Latest CD releases reviewed
BEETHOVEN: 3 SONATAS OP 10; PATHÉTIQUE SONATA
Maurizio Pollini (piano) Deutsche Grammophon 474 810-2
****
These are the earliest of Beethoven's sonatas that Maurizio Pollini has tackled on disc, the first to take him back to the Beethoven of the late 1790s, for the extraordinarily varied sonatas of Op. 10 and the Pathétique. As might be expected, Pollini offers full-toned Beethoven playing of high technical finesse. There's no denying a certain severity in expression, even at times a burliness of manner which seems intended to leave no listener in doubt about Pollini's take on Beethoven's seriousness of purpose, a seriousness which is conveyed with often riveting conviction. The limitation is at the other extreme. It's not that these performances shy away from lightness of touch, but that, even when the music's humour is at its highest, Pollini's way of conveying it can be, well, a bit earnest.
www.dgclassics.com
Michael Dervan
BRIDGE: THE SEA; ENTER SPRING; SUMMER
New Zealand SO/James Judd Naxos 8.557167
***
British music was slow in catching up with European trends during the early decades of the 20th century.

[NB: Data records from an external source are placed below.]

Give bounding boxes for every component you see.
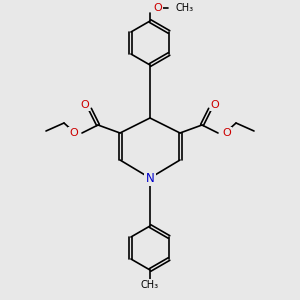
Text: O: O xyxy=(69,128,78,138)
Text: O: O xyxy=(81,100,89,110)
Text: O: O xyxy=(222,128,231,138)
Text: N: N xyxy=(146,172,154,184)
Text: O: O xyxy=(211,100,219,110)
Text: CH₃: CH₃ xyxy=(176,3,194,13)
Text: O: O xyxy=(153,3,162,13)
Text: CH₃: CH₃ xyxy=(141,280,159,290)
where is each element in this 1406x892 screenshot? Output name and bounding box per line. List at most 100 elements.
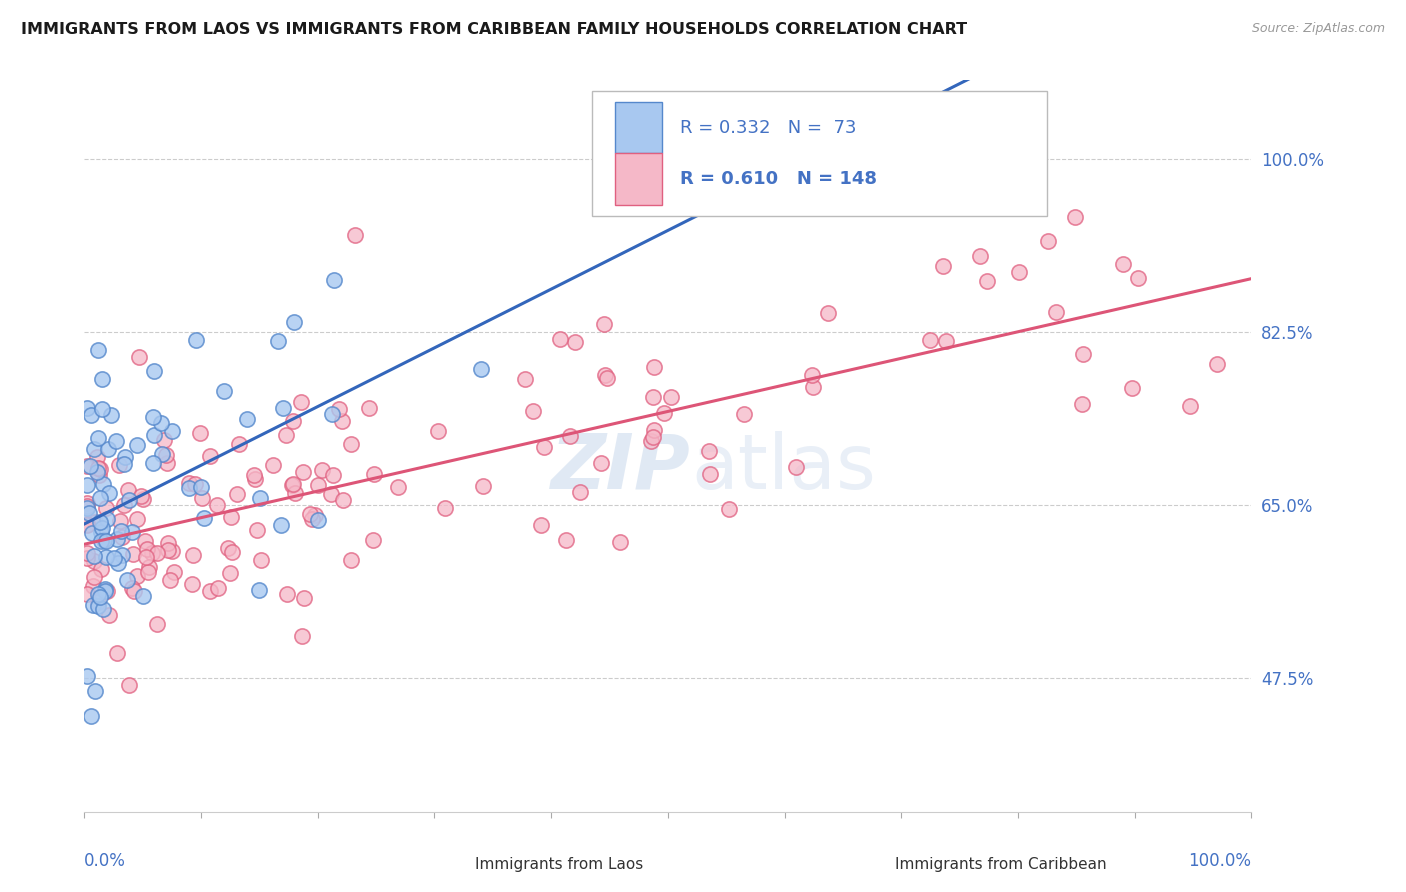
Point xyxy=(104,434,127,448)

In the 1920s, Frank Bridge (1879-1941) became one of the first British composers to follow European leads, though the development was more pronounced in his chamber music than in the nature-inspired orchestral works here. For all its movement and colour, Judd's performance of the four-movement suite, The Sea, lacks the suggestive motion which is so difficult to remove from Debussy's La Mer, written six years earlier. Bridge's most famous pupil, Benjamin Britten, conducted this as less of an armchair experience. There's softer music here (Summer and Two Tone Poems) and more angular (Enter Spring of 1927), but the playing, though clean and neat, doesn't always generate the necessary degrees of atmosphere and amplitude.
www.naxos.com
Michael Dervan
JANÁCEK: CHAMBER MUSIC, ORCHESTRAL WORKS
Various performers Decca 475 523-2 (5 CDs)
***
This set marking the 150th anniversary of the birth of Leos Janácek combines the bulk of the London Sinfonietta's 1970s recordings of his piano (Paul Crossley) and chamber music (conducted, where necessary, by the modernistically dry David Atherton) with superior recordings of orchestral music under Charles Mackerras (the Sinfonietta and Taras Bulba), Riccardo Chailly (Glagolitic Mass), François Huybrechts (Lachian Dances) and Neville Marriner (Suite for Strings), and the string quartets from the Gabrieli Quartet. The music covers the full span of Janacek's career, from works that are 19th-century in spirit as well as date, through the development of his individual voice up to the highly characteristic, tightly-woven collages of short-breathed motifs into which, as an old man, he breathed such powerful fire.
www.deccaclassics.com
Michael Dervan
SATIE: RELÂCHE; VEXATIONS; MUSIQUE D'AMEUBLEMENT; HINDEMITH: CONCERTPIECE FOR TRAUTONIUM
Michel Dalberto (piano), Ensemble Ars Nova/Marius Constant, Oskar Sala (trautonium), Munich CO/Hans Stadlmair Apex 2564 60259-2
***
This unusually provocative CD couples repetitive, non-narrative music by Erik Satie with a piece Paul Hindemith wrote in 1931 for Friedrich Trautwein's new electronic instrument, the trautonium. Satie's Musique d'Ameublement was written as an experiment in background "furniture" music in 1920. Out of context, this can seem almost as maddening as the entr'acte which accompanied, mostly with detachment, the images of a surrealist film by René Clair, shown between the acts of the 1924 "ballet instantanéiste", Relâche (scenario by Picabia). The piano piece Vexations of 1893 invites 840 repetitions (just 10 minutes' worth is given here), an invitation famously taken up by John Cage. The trautonium, clarinet and trumpet-like on the one hand, reaching to cheap synthesizer-like phasey effects on the other, finds Hindemith in functional mode.